Report Cards, Disclosures Readied Or Deleted On Hospital Infections In Some States

The St. Louis Post-Dispatch: "After several years of delay, Illinois has begun posting hospital infection data on its 'hospital report card' website, including facilities in the greater St. Louis area. State officials say the website — www.healthcarereportcard.illinois.gov — will benefit not only the consumer but also the health care industry. … So far, Illinois reports rates for only central line associated bloodstream infections in hospital intensive care units that occurred last year. ... The data include several, though not all, Metro East hospitals, including those in the cities of Alton, Maryville, Belleville and Granite City. The hospitals appear to be performing better than the national average for central line bloodstream infection rates, reporting either one or zero infections for the year 2009. … Under the law, Illinois hospitals are required to report a variety of performance measures and other data to the state, including the central line associated bloodstream infections" (Doyle, 8/13).

Las Vegas Sun: Nevada's state Board of Health discussed last week allowing the public to know where patients are contracting "superbugs" by releasing data. "The discussion centered on proposed regulations stemming from a law passed during the 2009 Legislature. The new law mandates that health care facilities report certain infections, including Methicillin-resistant Staphylococcus aureus, better known as MRSA, to the Centers for Disease Control and Prevention. The Nevada State Health Division could then access the information to track infections. But under the proposed rules, those data would not be available to the public, at least in any way that would allow patients to identify the number of infections at any particular medical facility" (Allen, 8/14).

The St.

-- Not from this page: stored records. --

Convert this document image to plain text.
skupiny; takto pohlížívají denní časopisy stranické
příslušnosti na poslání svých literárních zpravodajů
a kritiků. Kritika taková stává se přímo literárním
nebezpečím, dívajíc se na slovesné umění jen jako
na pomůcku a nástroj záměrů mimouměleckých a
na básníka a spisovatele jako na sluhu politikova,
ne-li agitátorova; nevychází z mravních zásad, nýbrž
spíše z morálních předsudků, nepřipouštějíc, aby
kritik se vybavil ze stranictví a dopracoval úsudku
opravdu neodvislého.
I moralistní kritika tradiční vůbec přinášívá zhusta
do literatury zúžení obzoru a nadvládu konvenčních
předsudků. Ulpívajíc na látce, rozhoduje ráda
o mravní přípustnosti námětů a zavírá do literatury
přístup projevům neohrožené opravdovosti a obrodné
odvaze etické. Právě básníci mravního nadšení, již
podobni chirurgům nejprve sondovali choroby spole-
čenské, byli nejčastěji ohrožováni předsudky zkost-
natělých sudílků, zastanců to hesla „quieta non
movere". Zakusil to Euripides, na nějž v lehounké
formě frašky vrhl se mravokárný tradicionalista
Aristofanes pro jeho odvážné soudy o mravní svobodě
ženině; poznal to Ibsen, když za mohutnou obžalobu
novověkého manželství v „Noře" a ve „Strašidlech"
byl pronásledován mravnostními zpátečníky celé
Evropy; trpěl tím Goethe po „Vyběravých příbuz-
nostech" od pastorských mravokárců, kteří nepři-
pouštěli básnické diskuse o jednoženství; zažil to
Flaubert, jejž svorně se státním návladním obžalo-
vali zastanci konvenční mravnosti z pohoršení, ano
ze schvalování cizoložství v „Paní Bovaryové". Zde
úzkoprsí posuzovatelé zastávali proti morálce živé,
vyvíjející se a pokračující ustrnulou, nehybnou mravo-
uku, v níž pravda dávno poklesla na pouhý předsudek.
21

Louis Post-Dispatch, in a separate story: Missouri has purged four years of hospital infection rate data from the state website and other government records. "The deleted material, collected from 2005 through 2008, is too costly to maintain and too sensitive for the public to review for more than a year, state officials say. … Without access to infection data from previous years, consumers won't be able to adequately assess a hospital's performance in preventing infections, consumer advocates say. Specifically, the policy of the Department of Health and Senior Services makes it difficult to review how hospitals have performed over time and whether they perform consistently above or below the national average. … Infections associated with health care kill nearly 100,000 people in the U.S. each year and cost the health system up to $45 billion, according to the federal Centers for Disease Control and Prevention" (Doyle, 8/16).

The Associated Press/The Boston Globe: New Hampshire is releasing its first report of hospital-acquired infections. "The report is being released Monday by the Department of Health and Human Services. Information is being provided by hospitals across the state. It includes a listing of the types of infections monitored; the rates of each infection by hospital; and recommendations on how to improve the rates" (8/16).